Since joining the HCSRN, I’ve attended a few conferences, introducing myself as the Executive Director of the “Health Care Systems Research Network.” In the ensuing moments, I watch the friendly but slightly quizzical reactions as people wonder if they should know what that is. I go on to say, “You might have known us as the HMO Research Network,” and instantly, the puzzled expressions give way to recognition and enthusiasm. This is a signal that we need to do more to get the word out about our name change, and also make sure that audiences understand the bedrock features of our Network.
In an ever more competitive research environment, visibility of the HCSRN is imperative. Our culture of collaboration, thoughtfully designed infrastructure, and longevity are among our greatest assets. To the extent we can show that our infrastructure and “embeddedness” produce higher quality research more efficiently, we can further distinguish ourselves and realize our founders’ aspiration to be the premier population-based resource for improving health and health care.
At the 2016 Annual Meeting, HCSRN Board Chair Jerry Gurwitz invigorated the room with his comment that the HCSRN knows how to “Get ‘stuff’ done.” (He may have put it a little more colorfully!) It was part compliment, but also part challenge, since he knows that we cannot become complacent. Can we demonstrate the ability to recruit study participants more quickly as a result of being part of health systems? Have our Subcontract or Data Use Agreement templates reduced project start-up time so that we can initiate science more quickly? These proof points are imperative, and my inbox is always open if you have examples along these lines.
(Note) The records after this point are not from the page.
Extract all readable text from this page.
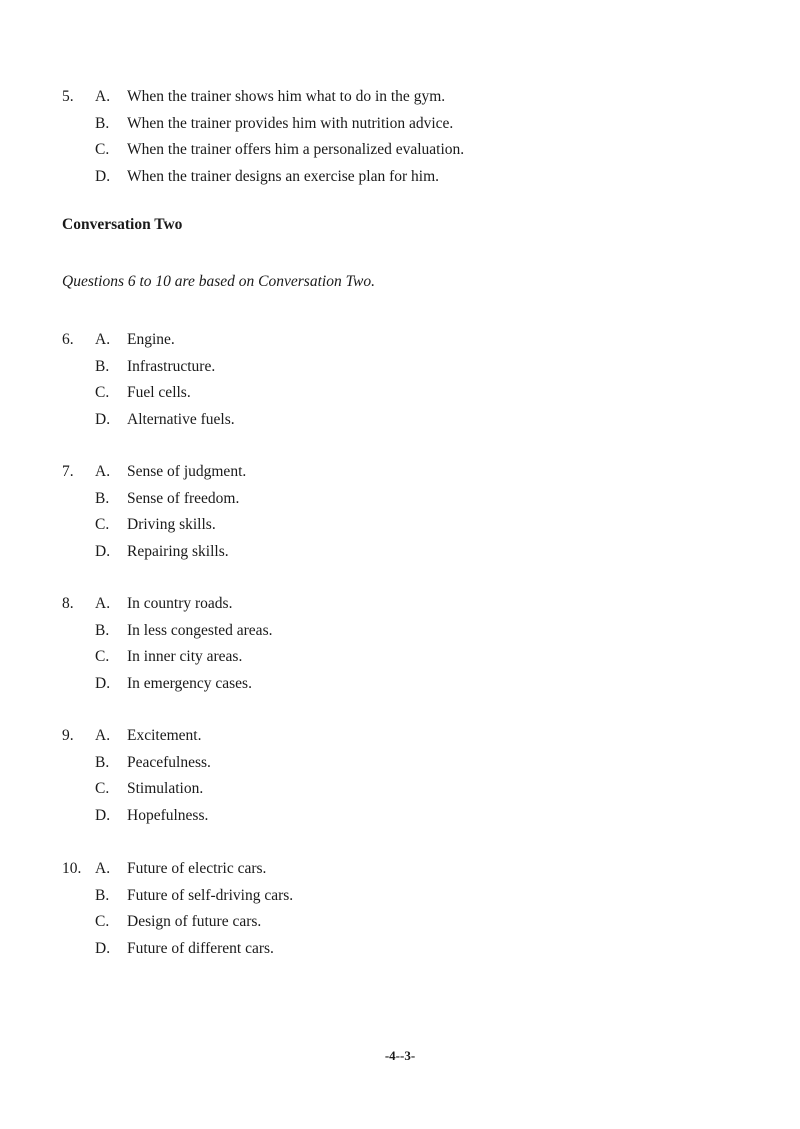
5. A. When the trainer shows him what to do in the gym.
B. When the trainer provides him with nutrition advice.
C. When the trainer offers him a personalized evaluation.
D. When the trainer designs an exercise plan for him.
Conversation Two
Questions 6 to 10 are based on Conversation Two.
6. A. Engine.
B. Infrastructure.
C. Fuel cells.
D. Alternative fuels.
7. A. Sense of judgment.
B. Sense of freedom.
C. Driving skills.
D. Repairing skills.
8. A. In country roads.
B. In less congested areas.
C. In inner city areas.
D. In emergency cases.
9. A. Excitement.
B. Peacefulness.
C. Stimulation.
D. Hopefulness.
10. A. Future of electric cars.
B. Future of self-driving cars.
C. Design of future cars.
D. Future of different cars.
-4--3-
Or better yet, develop a panel presentation for the 2017 Conference to show your “Get S*** Done” chops.
We’ll be spreading the word about the HCSRN at conferences over the next several months, including Concordium, APHA, and hopefully others. Individually and collectively, we have great things to offer to all of our stakeholders—patients, health systems, fellow researchers, and policymakers—telling our story is key.